Image: Anetode

One thing that was really amazing about GoldenEye 007 for the Nintendo 64, way back in 1997, were the death animations. If you shot a Russian soldier in the throat, for example, he'd clutch at his jugular with one hand and flail wildly with the other as he fell to his knees. And to think, Nintendo almost robbed us of this moment.

Speaking at the GameCity festival in Nottingham, according to the The Guardian, Martin Hollis of GoldenEye 007 developer Rare explained Nintendo was very worried about the depiction of violence in the game prior to release. Shigeru Miyamoto himself, who created Super Mario Bros., The Legend of Zelda, and other iconic games, voiced his concerns to Rare.

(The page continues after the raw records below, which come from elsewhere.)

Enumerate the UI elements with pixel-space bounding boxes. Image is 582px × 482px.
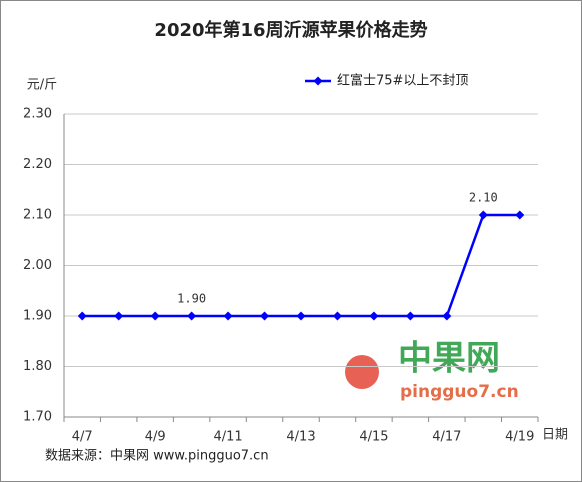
watermark-url: pingguo7.cn — [400, 382, 519, 402]
legend-label: 红富士75#以上不封顶 — [337, 73, 468, 89]
x-tick-label: 4/11 — [213, 430, 242, 445]
chart-title: 2020年第16周沂源苹果价格走势 — [154, 19, 427, 41]
x-tick-label: 4/9 — [145, 430, 166, 445]
source: 数据来源：中果网 www.pingguo7.cn — [45, 449, 269, 464]
data-label: 1.90 — [177, 292, 206, 306]
data-point — [114, 311, 124, 321]
data-point — [332, 311, 342, 321]
data-point — [478, 210, 488, 220]
y-tick-label: 2.00 — [23, 258, 52, 273]
y-tick-label: 1.70 — [23, 410, 52, 425]
data-point — [515, 210, 525, 220]
x-tick-label: 4/15 — [359, 430, 388, 445]
data-point — [77, 311, 87, 321]
legend-marker — [313, 76, 323, 86]
data-point — [150, 311, 160, 321]
x-tick-label: 4/19 — [505, 430, 534, 445]
data-point — [442, 311, 452, 321]
y-tick-label: 2.30 — [23, 107, 52, 122]
watermark-logo — [345, 355, 379, 389]
y-axis-label: 元/斤 — [27, 78, 57, 93]
x-axis-label: 日期 — [542, 428, 568, 443]
y-tick-label: 1.90 — [23, 309, 52, 324]
data-point — [223, 311, 233, 321]
watermark-name: 中果网 — [398, 339, 500, 379]
x-tick-label: 4/13 — [286, 430, 315, 445]
y-tick-label: 1.80 — [23, 359, 52, 374]
data-label: 2.10 — [469, 191, 498, 205]
data-point — [369, 311, 379, 321]
data-point — [260, 311, 270, 321]
data-point — [405, 311, 415, 321]
y-tick-label: 2.10 — [23, 208, 52, 223]
y-tick-label: 2.20 — [23, 157, 52, 172]
data-point — [296, 311, 306, 321]
x-tick-label: 4/7 — [72, 430, 93, 445]
data-point — [187, 311, 197, 321]
x-tick-label: 4/17 — [432, 430, 461, 445]
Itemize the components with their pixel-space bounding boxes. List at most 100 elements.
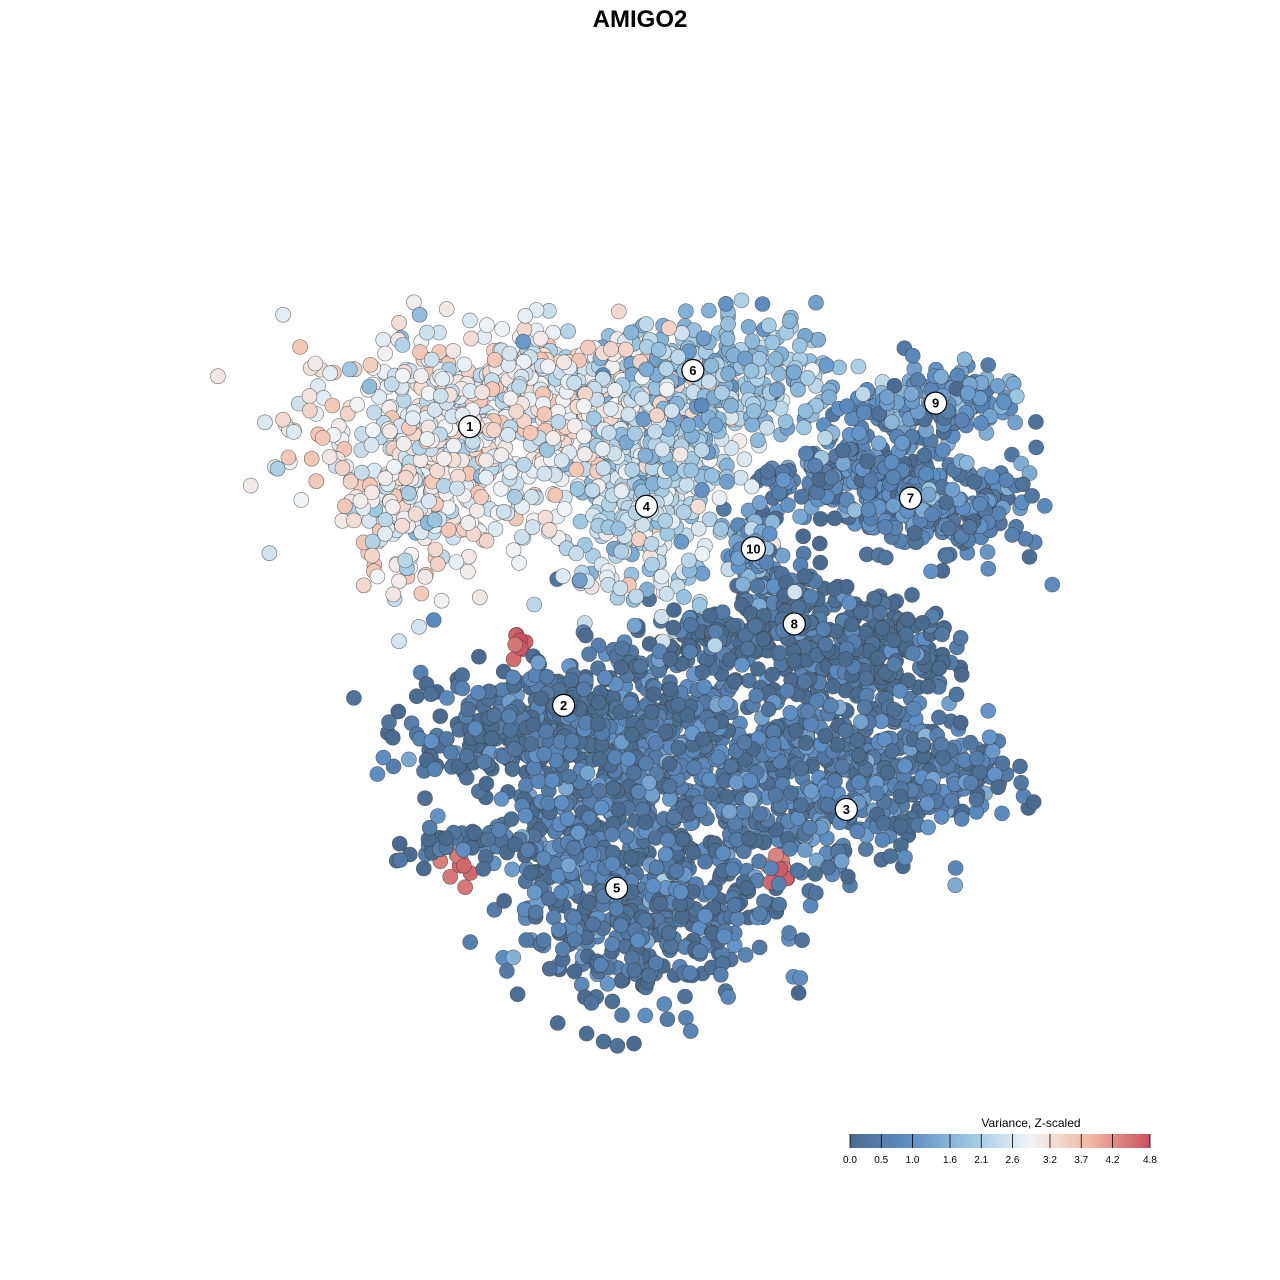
data-point — [683, 462, 700, 479]
data-point — [397, 552, 414, 569]
data-point — [591, 751, 608, 767]
data-point — [604, 826, 620, 843]
data-point — [595, 460, 612, 477]
data-point — [885, 469, 902, 486]
data-point — [603, 401, 619, 417]
data-point — [433, 592, 450, 609]
data-point — [366, 404, 383, 421]
data-point — [604, 856, 621, 872]
data-point — [604, 936, 620, 953]
data-point — [654, 441, 671, 458]
data-point — [600, 425, 617, 441]
data-point — [560, 323, 576, 340]
data-point — [947, 860, 964, 876]
data-point — [892, 818, 909, 834]
data-point — [607, 749, 623, 766]
data-point — [622, 695, 638, 712]
data-point — [457, 879, 474, 896]
data-point — [1037, 498, 1053, 514]
data-point — [593, 799, 610, 816]
data-point — [605, 780, 621, 797]
data-point — [903, 385, 920, 402]
data-point — [994, 805, 1010, 822]
data-point — [662, 681, 678, 698]
data-point — [875, 815, 892, 831]
data-point — [885, 497, 902, 514]
data-point — [656, 996, 673, 1012]
data-point — [672, 446, 689, 463]
data-point — [637, 814, 654, 831]
data-point — [822, 697, 839, 714]
data-point — [721, 803, 738, 820]
data-point — [210, 368, 226, 385]
data-point — [324, 397, 341, 414]
data-point — [469, 502, 485, 519]
data-point — [499, 963, 515, 979]
data-point — [395, 435, 412, 452]
data-point — [779, 682, 796, 699]
data-point — [603, 341, 619, 357]
data-point — [897, 849, 913, 866]
data-point — [618, 341, 634, 358]
data-point — [427, 761, 443, 778]
data-point — [968, 750, 985, 767]
legend-tick-label: 4.2 — [1106, 1155, 1120, 1166]
data-point — [750, 661, 766, 677]
data-point — [839, 398, 855, 414]
data-point — [541, 522, 558, 538]
data-point — [981, 729, 998, 746]
data-point — [429, 556, 446, 572]
data-point — [486, 351, 503, 368]
legend-tick-label: 1.6 — [943, 1155, 957, 1166]
data-point — [454, 680, 471, 697]
data-point — [882, 848, 899, 864]
data-point — [242, 477, 259, 494]
data-point — [754, 296, 771, 312]
data-point — [662, 460, 678, 477]
data-point — [460, 701, 476, 718]
data-point — [690, 498, 707, 515]
data-point — [432, 708, 449, 725]
data-point — [507, 489, 523, 505]
data-point — [535, 932, 552, 949]
data-point — [947, 877, 964, 894]
data-point — [613, 659, 630, 676]
data-point — [682, 617, 699, 633]
data-point — [811, 535, 828, 552]
data-point — [736, 451, 753, 468]
data-point — [599, 976, 616, 992]
data-point — [751, 853, 767, 870]
data-point — [883, 454, 900, 471]
data-point — [760, 317, 777, 334]
data-point — [984, 469, 1000, 485]
data-point — [678, 476, 695, 493]
data-point — [792, 508, 808, 525]
data-point — [638, 755, 654, 772]
data-point — [526, 884, 543, 901]
data-point — [715, 845, 731, 861]
data-point — [968, 791, 985, 808]
data-point — [931, 660, 948, 677]
data-point — [765, 736, 782, 752]
data-point — [740, 319, 757, 335]
data-point — [923, 563, 939, 580]
data-point — [257, 414, 273, 431]
data-point — [768, 382, 785, 398]
data-point — [496, 893, 512, 909]
data-point — [892, 788, 909, 805]
data-point — [707, 624, 724, 640]
data-point — [843, 616, 860, 633]
data-point — [568, 545, 585, 562]
data-point — [744, 416, 760, 433]
data-point — [590, 715, 606, 732]
data-point — [793, 760, 809, 777]
data-point — [961, 519, 978, 535]
data-point — [973, 415, 989, 431]
data-point — [585, 916, 601, 933]
data-point — [659, 381, 675, 398]
data-point — [346, 512, 362, 529]
data-point — [920, 819, 936, 836]
cluster-label-4: 4 — [634, 494, 659, 518]
data-point — [519, 842, 536, 858]
data-point — [564, 733, 580, 749]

"One point was that there was too much close-up killing—he found it a bit too horrible," Hollis said. "I don't think I did anything with that input. The second point was, he felt the game was too tragic, with all the killing. He suggested that it might be nice if, at the end of the game, you got to shake hands with all your enemies in the hospital."

Rare didn't go that far, but Hollis said that the studio did make the game less violent than it initially envisioned.

"For a while we had some gore, it was just a flipbook of about 40 textures, beautifully rendered gore that would explode out," he said. "When I saw it the first time, I thought it was awesome, it was a fountain of blood, like that moment in 'The Shining' when the lift doors open. Then I thought, hmm, this might be a bit too much red."

As anyone who played the game knows, the most gore you see in GoldenEye 007 are little spots of blood where bullets strike. Still, GoldenEye 007 remains an unusual game in Nintendo's history. The Nintendo 64 exclusive was technically impressive at the time, established many conventions for console first-person shooters (before Halo!), a genre that Nintendo has close to nothing to do with these days. It's also much more violent than most games Nintendo associates itself with, even after Miyamoto's objections.